SLAC invited photographers to the clean room at SLAC National Accelerator Laboratory where the camera is positioned to see the huge ‘photogenic structure’ for the first time.
‘The Rubin Observatory LSST Camera is the largest digital camera ever constructed,’ the camera’s website says.
‘At about 5.5 feet (1.65 metres) by 9.8 feet (3 metres), it’s roughly the size of a small car and weighs almost 6200 lbs (2800 kg).’
Visitors to SLC were able to see the impressive focal plane – which contains 189 sensors known as CCDs – through the camera’s lenses. Each CCD packs more pixels than a single iPhone.
The focal plane on this camera is similar to the imaging sensor of a digital consumer camera or the camera in a smartphone.
It captures light emitted from or reflected by an object and converts it into electrical signals that are used to produce a digital image.
However, this focal plane is more than two feet wide and contains 189 individual sensors that collectively produce 3,200-megapixel images.
Two feet is enormous compared to the 1.4-inch-wide imaging sensor of a full-frame consumer camera, and large enough to capture a portion of the sky about the size of 40 full moons, or spot a golf ball in an image from 15 miles away.

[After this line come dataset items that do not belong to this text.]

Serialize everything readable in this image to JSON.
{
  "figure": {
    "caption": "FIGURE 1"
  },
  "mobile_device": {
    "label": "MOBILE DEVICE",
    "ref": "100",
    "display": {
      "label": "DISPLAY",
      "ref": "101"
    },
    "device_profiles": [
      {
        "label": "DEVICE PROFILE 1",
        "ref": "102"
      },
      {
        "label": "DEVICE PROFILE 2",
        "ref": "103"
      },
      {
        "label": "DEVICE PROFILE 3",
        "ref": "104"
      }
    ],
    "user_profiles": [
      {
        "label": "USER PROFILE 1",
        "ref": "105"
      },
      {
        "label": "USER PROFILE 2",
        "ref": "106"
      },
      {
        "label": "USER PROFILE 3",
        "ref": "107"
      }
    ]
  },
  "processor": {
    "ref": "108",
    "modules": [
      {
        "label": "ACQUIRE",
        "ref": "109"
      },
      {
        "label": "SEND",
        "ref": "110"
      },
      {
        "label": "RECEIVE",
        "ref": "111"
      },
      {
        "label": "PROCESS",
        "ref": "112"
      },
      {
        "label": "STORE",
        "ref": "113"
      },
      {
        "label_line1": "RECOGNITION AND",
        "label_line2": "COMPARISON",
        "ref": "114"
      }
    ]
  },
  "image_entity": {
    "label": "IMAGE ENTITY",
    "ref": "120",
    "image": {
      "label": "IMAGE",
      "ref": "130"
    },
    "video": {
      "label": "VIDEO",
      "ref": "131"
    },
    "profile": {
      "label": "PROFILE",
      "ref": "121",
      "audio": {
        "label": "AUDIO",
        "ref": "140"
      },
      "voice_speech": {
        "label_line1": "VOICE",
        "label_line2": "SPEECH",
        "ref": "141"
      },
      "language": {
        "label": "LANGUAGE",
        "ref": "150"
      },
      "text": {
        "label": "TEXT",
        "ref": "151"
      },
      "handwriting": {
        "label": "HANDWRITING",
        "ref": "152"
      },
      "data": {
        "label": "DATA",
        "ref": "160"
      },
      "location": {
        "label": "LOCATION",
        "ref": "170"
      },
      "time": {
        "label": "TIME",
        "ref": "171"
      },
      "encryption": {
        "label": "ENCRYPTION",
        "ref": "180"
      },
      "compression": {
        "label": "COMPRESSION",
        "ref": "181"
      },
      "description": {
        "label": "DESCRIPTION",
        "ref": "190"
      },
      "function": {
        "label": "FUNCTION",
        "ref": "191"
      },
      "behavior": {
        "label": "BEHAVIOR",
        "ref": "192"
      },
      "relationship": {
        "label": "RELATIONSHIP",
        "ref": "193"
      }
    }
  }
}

On completion, imaging sensors in the camera should be able to spot objects 100 million times dimmer than those visible to the naked eye – a sensitivity that would let humans see a candle from thousands of miles away.
Before the end of the year, the camera will undergo one final modification – the installation of an updated refrigeration system.

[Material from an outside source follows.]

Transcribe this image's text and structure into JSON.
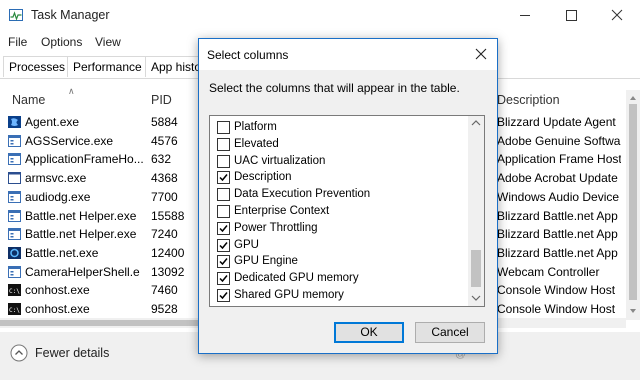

At that point the camera will be complete and ready for final testing before it ships to Chile in May of 2023 and becomes fully operational the following year.
The telescope will be equipped with a 3,200-megapixel camera – a powerful instrument that would require 1500 high-definition screens to display just one of its images
Following the installation of an updated refrigeration system, the camera will be complete and ready for final testing before it ships to Chile in May of 2023 and becomes fully operational the following year
Using LSST, the Rubin Observatory will create the largest astronomical movie of all time and shed light on some of the biggest mysteries of the universe, including dark matter and dark energy.
‘This achievement is among the most significant of the entire Rubin Observatory Project,’ Steven Kahn, SLAC’s director of the observatory, previously said.
‘The completion of the LSST Camera focal plane and its successful tests is a huge victory by the camera team that will enable Rubin Observatory to deliver next-generation astronomical science.’
RUBIN OBSERVATORY WILL PRODUCE THE WIDEST IMAGES OF THE UNIVERSE
The observatroy will sit atop Cerro Pachón in Chile at nearly 8,700 feet in altitude, where observing conditions are optimal
Vera C. Rubin Observatory, which begun construction in 2015, is an astronomical observatory currently under construction in Chile.
The goal of the Vera C. Rubin Observatory project is to conduct the 10-year Legacy Survey of Space and Time (LSST).
LSST will deliver a 500 petabyte set of images and data products that will address some of the most pressing questions about the structure and evolution of the universe and the objects in it.
It aims to conduct a deep survey over an enormous area of sky, with a frequency that enables images of every part of the visible sky to be obtained every few nights.
It will continue in this mode for 10 years to achieve ‘astronomical catalogues’ thousands of times larger than have ever previously been compiled.
It will consist of a 27-foot (8.4-m) mirror, the width of a singles tennis court, and a 3,200 megapixel camera.
The focal plane is large enough to capture a portion of the sky about the size of 40 full moons.
Vera C. Rubin Observatory will generate 20 Terabytes of data every night.